イタリアのプラート(Prato)の再訪問〔20010年2月〕

 2007年、3ヶ月間のVisiting Research Fellowとしてフィレンツェ大学に訪問滞在していたとき、Pratoには何度か調査のために足を運んだ。当時、すでに多くの中国人が住み着き、衣服(完成服)ビジネスを大規模に展開していたが、2年半後再訪問したときは、Prato地域の中国人コミュニティはさらに規模を拡大させ、ヨーロッパ最大の中華街としてますます「成長」していた。

 中国人コミュニティの「成長」は、社会的・経済的・政治的なイシューとしてイタリア社会に大きな影を落としている。不法滞在者の増加による治安問題や、ハングリー精神に満ちた中国人の勤勉さの必然的な帰結としての経済的成功(地元のイタリア人にとっては相対的・ゼロサム的な喪失)、噂される不法行為(cf.,税金逃れ)、地域社会に対する閉鎖生など、Prato行政側は対策に苦心していた。

 Pratoの中国人は、チャイナータウンの中で自分たちの生活を完結させていて地域社会とほとんど交流を持たないことが大きな問題になっている。この問題を解決するために、Pratoの行政は最近、中国人コミュニティとの関係形成や、中国企業とのコラボレーションによるビジネスチャンス拡大に活躍できる人材育成に力を入れ始めている。

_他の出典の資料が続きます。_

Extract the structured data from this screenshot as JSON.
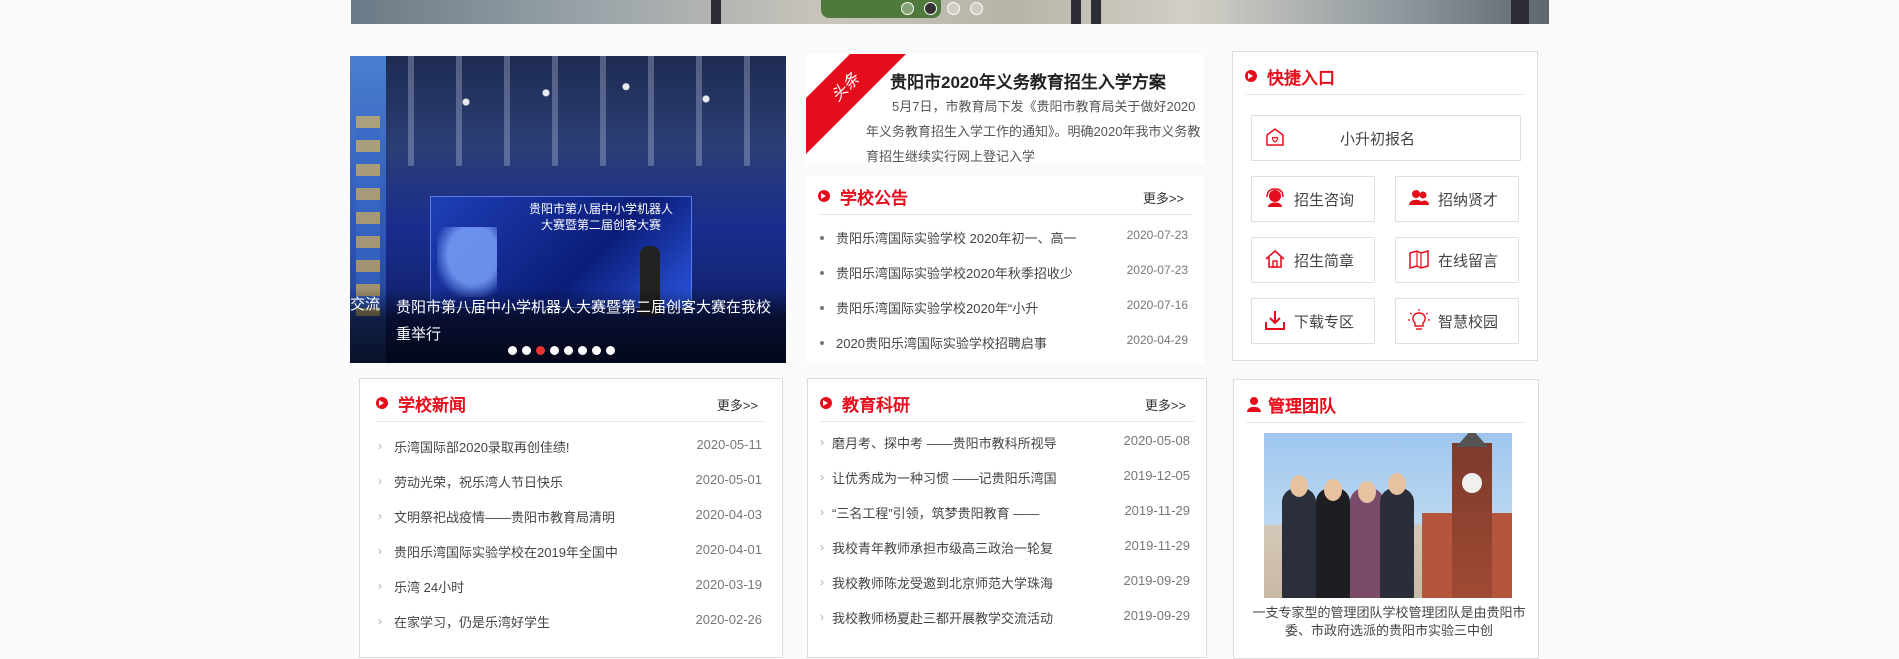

 その人材育成プログラムとして、中国(人)に精通した人材の養成のために立ち上げたのが、「CEDIC」である。CEDICとは、日本語に意訳すると、「中国との国際関係進展のための文化・経済(経営)・法律に関するトレーニングコース」である。本コースは年間150時間の授業時間で、Prato行政がイニシアティブをとり、フィレンツェ大学の先生たちが企画・運営(講義)している。地元の企業も多数参加して資金的な支援を行っている。このような人材育成プログラムが順調に実を結び、中国人(企業)とイタリア人(企業)がうまく協力することでPrato地域が再活性化することを期待してやまない。 

Pratoの中華街の中心道路


中華街のスーパーマーケットに設置された求人広告のモニタに群がっている人々(※温州地方からイタリアドリームを求めてPratoに来た中国人)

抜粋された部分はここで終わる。